解释:使用 Python 生成带有马尔可夫链的伪随机文本

回答by drxzcl

You should be "training" the Markov model with multiple sequences, so that you accurately sample the starting state probabilities as well (called "pi" in Markov-speak). If you use a single sequence then you will always start in the same state.

您应该使用多个序列“训练”马尔可夫模型,以便您也准确地对起始状态概率进行采样(在马尔可夫语中称为“pi”)。
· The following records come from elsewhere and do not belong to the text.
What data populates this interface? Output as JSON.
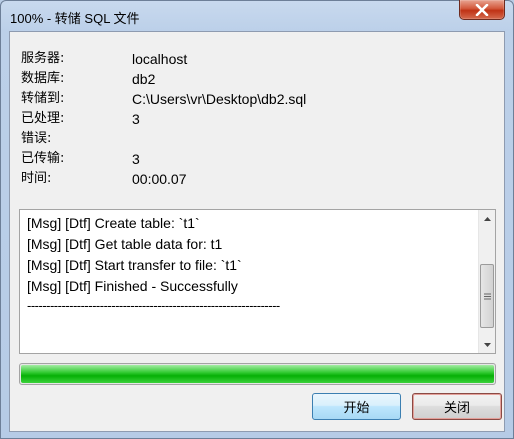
{
  "window": {
    "title": "100% - 转储 SQL 文件"
  },
  "info": [
    {
      "label": "服务器:",
      "value": "localhost"
    },
    {
      "label": "数据库:",
      "value": "db2"
    },
    {
      "label": "转储到:",
      "value": "C:\\Users\\vr\\Desktop\\db2.sql"
    },
    {
      "label": "已处理:",
      "value": "3"
    },
    {
      "label": "错误:",
      "value": ""
    },
    {
      "label": "已传输:",
      "value": "3"
    },
    {
      "label": "时间:",
      "value": "00:00.07"
    }
  ],
  "log": {
    "lines": [
      "[Msg] [Dtf] Create table: `t1`",
      "[Msg] [Dtf] Get table data for: t1",
      "[Msg] [Dtf] Start transfer to file: `t1`",
      "[Msg] [Dtf] Finished - Successfully",
      "------------------------------------------------------------------"
    ]
  },
  "progress": {
    "percent": 100,
    "color": "#06b006"
  },
  "buttons": {
    "start_label": "开始",
    "close_label": "关闭"
  },
  "icons": {
    "close": "close-icon",
    "scroll_up": "arrow-up-icon",
    "scroll_down": "arrow-down-icon",
    "thumb": "grip-icon"
  }
}
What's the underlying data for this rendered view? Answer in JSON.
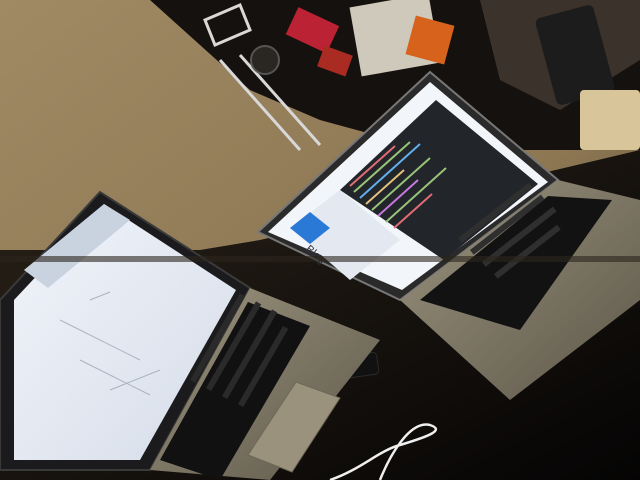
{
  "scene": {
    "description_hidden": "",
    "colors": {
      "wall": "#9a845f",
      "wall_dark": "#5a4a34",
      "desk": "#1a1513",
      "desk_dark": "#070505",
      "aluminium": "#8e8774",
      "aluminium_dark": "#5f5a4c",
      "keyboard": "#141414",
      "screen_white": "#e9eef6",
      "editor_bg": "#23262b",
      "window_blue": "#2b79d6",
      "cable_white": "#efefef",
      "phone": "#101010"
    }
  },
  "back_laptop": {
    "screen_text": {
      "blog_label": "Blog"
    }
  }
}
如果您使用单个序列,那么您将始终以相同的状态开始。

In the case of Orwell's 1984 you would want to use sentence tokenization first (NLTK is very good at it), then word tokenization (yielding a list of lists of tokens, not just a single list of tokens) and then feed each sentence separately to the Markov model. This will allow it to properly model sequence starts, instead of being stuck on a single way to start every sequence.

在 Orwell 的 1984 年的情况下,您可能希望首先使用句子标记化(NLTK 非常擅长),然后是单词标记化(产生标记列表列表,而不仅仅是单个标记列表),然后将每个句子分别提供给马尔可夫模型。这将允许它正确地模拟序列的开始,而不是卡在单一的方式来开始每个序列。

回答by Mastermind

Your sample corpus is most likely to be too small. I don't know how exactly nltk builds its trigram model but it is common practice that beginning and end of sentences are handled somehow. Since there is only one beginning of sentence in your corpus this might be the reason why every sentence has the same beginning.

您的样本语料库很可能太小了。我不知道 nltk 究竟是如何构建其三元模型的,但通常的做法是以某种方式处理句子的开头和结尾。由于您的语料库中只有一个句子的开头,这可能是每个句子都有相同开头的原因。

回答by Geo

Maybe you can sort the tokens array randomly before generating a sentence.

也许您可以在生成句子之前随机对令牌数组进行排序。

回答by Mark Rushakoff

Are you sure that using word_tokenizeis the right approach?

您确定使用word_tokenize是正确的方法吗?

This Google groups pagehas the example:

此 Google 群组页面包含示例:

>>> import nltk
>>> text = nltk.Text(nltk.corpus.brown.words()) # Get text from brown
>>> text.generate() 

But I've never used nltk, so I can't say whether that works the way you want.

但是我从来没有使用过 nltk,所以我不能说它是否按你想要的方式工作。